Britain Today today is brought to you by English Beat's 'Save it For Later', and a sad kitten who has eaten too many biscuits. 

From the nation that brought you colonialism comes more immigration hypocrisy, this time with the hysteria preventing artistic exchange.  Daft as a paintbrush.  On a somewhat similar topic, Anton Vowl writes intelligently on 'white' Britishness (and rumours of demise). 

Under daft as a brush, see also: Lord Young, who has resigned after suggesting that during the 'so-called recession' we've 'never had it so good'.  The most interesting comment, of course, has been over whether what he's gone and said might be true: tosh, says the Spectator, though, wait a second, says Stumbling and Mumbling.  Meanwhile, Dave Osler at Labour Uncut notes that Lord Young (and his well-off ilk) have always had it better. 

More big news came last week of course in the looming spectre of the royal wedding.  My thoughts about Prince William don't get much far beyond wondering whether he is actually the most boring man in Britain, or whether an accountant from Milton Keynes might just pip him to the title.  For sheer entertainment value I'd rather see Fergie and Andrew try it all over again (after re-uniting on I'm a Celebrity, of course).  Anyway, here's Paul Richards on the wedding, the monarchy, and the Labour party's relationship to it all

The Indy reviews Jesse Norman's The Big Society and suggests it might be the clearest explanation yet (but that isn't necessarily saying much!). More book reviews over at Open Kingdom, where two books about why the Tories didn't gain a majority at the election are put head-to-head. 

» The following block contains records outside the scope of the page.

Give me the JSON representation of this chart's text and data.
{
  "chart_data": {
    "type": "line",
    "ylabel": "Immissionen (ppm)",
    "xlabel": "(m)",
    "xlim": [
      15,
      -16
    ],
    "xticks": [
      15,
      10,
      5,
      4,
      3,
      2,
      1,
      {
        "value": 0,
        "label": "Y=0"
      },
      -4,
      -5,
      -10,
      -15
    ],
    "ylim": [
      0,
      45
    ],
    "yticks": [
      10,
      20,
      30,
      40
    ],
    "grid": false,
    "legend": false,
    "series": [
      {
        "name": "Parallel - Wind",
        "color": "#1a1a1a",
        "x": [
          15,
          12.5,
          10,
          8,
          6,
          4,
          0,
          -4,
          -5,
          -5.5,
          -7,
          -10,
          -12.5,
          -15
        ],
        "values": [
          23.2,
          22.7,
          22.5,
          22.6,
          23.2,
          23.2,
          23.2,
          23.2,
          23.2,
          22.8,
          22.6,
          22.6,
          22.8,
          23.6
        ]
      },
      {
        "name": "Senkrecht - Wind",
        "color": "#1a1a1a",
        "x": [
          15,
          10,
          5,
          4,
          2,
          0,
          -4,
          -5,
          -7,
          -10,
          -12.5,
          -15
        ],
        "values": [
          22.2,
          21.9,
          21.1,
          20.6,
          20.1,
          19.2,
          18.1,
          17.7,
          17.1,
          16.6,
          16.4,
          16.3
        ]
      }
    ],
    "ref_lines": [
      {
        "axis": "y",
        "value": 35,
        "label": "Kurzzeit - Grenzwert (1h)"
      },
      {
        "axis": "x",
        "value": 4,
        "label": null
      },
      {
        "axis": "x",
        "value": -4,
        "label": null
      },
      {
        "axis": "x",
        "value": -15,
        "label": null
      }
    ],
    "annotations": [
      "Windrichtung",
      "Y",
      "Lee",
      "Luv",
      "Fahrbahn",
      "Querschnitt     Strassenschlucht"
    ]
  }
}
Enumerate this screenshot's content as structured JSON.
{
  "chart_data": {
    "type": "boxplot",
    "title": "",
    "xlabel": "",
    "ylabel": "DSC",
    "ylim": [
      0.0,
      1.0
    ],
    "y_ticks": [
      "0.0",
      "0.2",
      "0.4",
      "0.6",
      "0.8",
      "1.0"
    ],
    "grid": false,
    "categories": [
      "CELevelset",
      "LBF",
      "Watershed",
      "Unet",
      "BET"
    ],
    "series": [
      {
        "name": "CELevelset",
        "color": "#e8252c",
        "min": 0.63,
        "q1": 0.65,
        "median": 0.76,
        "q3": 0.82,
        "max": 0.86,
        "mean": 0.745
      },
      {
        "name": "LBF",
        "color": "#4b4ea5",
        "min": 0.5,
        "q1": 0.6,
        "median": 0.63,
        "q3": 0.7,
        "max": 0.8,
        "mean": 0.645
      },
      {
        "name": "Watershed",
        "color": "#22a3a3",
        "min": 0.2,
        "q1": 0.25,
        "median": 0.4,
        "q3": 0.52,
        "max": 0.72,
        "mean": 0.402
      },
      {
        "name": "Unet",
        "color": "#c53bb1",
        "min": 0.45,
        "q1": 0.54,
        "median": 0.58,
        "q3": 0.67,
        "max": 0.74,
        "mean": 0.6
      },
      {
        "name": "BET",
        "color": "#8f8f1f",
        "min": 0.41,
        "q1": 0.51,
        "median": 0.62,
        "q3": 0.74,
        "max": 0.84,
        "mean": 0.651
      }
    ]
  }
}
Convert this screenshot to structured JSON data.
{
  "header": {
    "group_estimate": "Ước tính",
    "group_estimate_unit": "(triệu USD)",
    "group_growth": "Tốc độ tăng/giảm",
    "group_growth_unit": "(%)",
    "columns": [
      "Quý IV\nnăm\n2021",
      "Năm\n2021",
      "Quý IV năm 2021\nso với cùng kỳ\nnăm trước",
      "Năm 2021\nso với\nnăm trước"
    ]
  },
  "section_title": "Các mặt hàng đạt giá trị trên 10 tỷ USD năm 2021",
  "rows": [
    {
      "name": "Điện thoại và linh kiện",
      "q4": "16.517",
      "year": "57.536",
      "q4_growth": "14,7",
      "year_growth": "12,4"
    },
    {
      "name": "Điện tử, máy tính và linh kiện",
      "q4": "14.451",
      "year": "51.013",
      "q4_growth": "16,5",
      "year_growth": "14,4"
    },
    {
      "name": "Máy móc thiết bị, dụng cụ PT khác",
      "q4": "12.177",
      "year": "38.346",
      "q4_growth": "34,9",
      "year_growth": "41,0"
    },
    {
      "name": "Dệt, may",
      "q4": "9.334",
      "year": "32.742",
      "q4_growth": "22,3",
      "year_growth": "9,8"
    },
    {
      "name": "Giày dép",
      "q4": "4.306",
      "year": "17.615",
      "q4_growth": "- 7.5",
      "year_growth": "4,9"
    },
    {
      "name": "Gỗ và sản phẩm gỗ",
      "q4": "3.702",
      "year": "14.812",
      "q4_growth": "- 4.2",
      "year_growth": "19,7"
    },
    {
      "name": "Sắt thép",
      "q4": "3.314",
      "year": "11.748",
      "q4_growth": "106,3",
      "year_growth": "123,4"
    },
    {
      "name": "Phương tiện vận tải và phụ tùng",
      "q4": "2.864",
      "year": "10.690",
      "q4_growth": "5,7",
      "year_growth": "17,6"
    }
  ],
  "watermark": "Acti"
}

Since the Coalition took power, Britain has become one of the 'most data-friendly countries', according to Datablog which wonders whether government spending data can really change the world?

Here's the full text of Nick Clegg's recent political reform speech.  Worth reading, I think.  In more Clegg coverage, William Davies asks 'who is the fairest of them all?'

Britain Today #10: Nick Clegg, Lego and Beer

Over the weekend I did some diligent pruning and re-ordering of my RSS feeds, before sloughing through the 700+ posts that had accumulated in my reader.  Hours of entertainment.  The good news is that my 'Britain Today' posts will now have much more emphasis on the 'Today', rather than, as they have been, 'Britain about this time last week'. 

The time zone difference (since I'm in the Southern hemisphere, I am writing from Britain Today's tomorrow), I can do nothing about.  And Posterous is keen on catapulting me even further into the future.  But all of the temporal disorder is ever so anthropology of time. 

With all of that Britain Today Tomorrow promising, first up is an article from last week.  (Or is it from Shakespeare's England?)  Hops, Horseheads and Horsepower: A Highly Selective History of Beer by Adrian Teal

The Pope has been and done the Newman thing and then Poped off again, so to counter all this Catholicism, here's Eddie Izzard imagining the Anglican Inquisition: Cake or Death?  (h/t Liturgy)

Andrew Rawnsley has a new paperback of his The End of the Party coming out, and the Observer are carrying an Exclusive! Extract!  This should satiate all your needs for a narrative re-telling of the post-election 'negotiations' between Gordon Brown and Nick Clegg (neither should be confused with the Pope or Eddie Izzard, although I would like to see The Phone Call animated in Lego). 

Nick Clegg has had the Lib Dem conference to contend with, poor dear (you do it to yourself, you do, that's why it really hurts).  Jackie Ashley has a perceptive take on his role in government ... and the Lib Dem future. 

Now, I must go, because I am accidentally listening to Alison Moyet.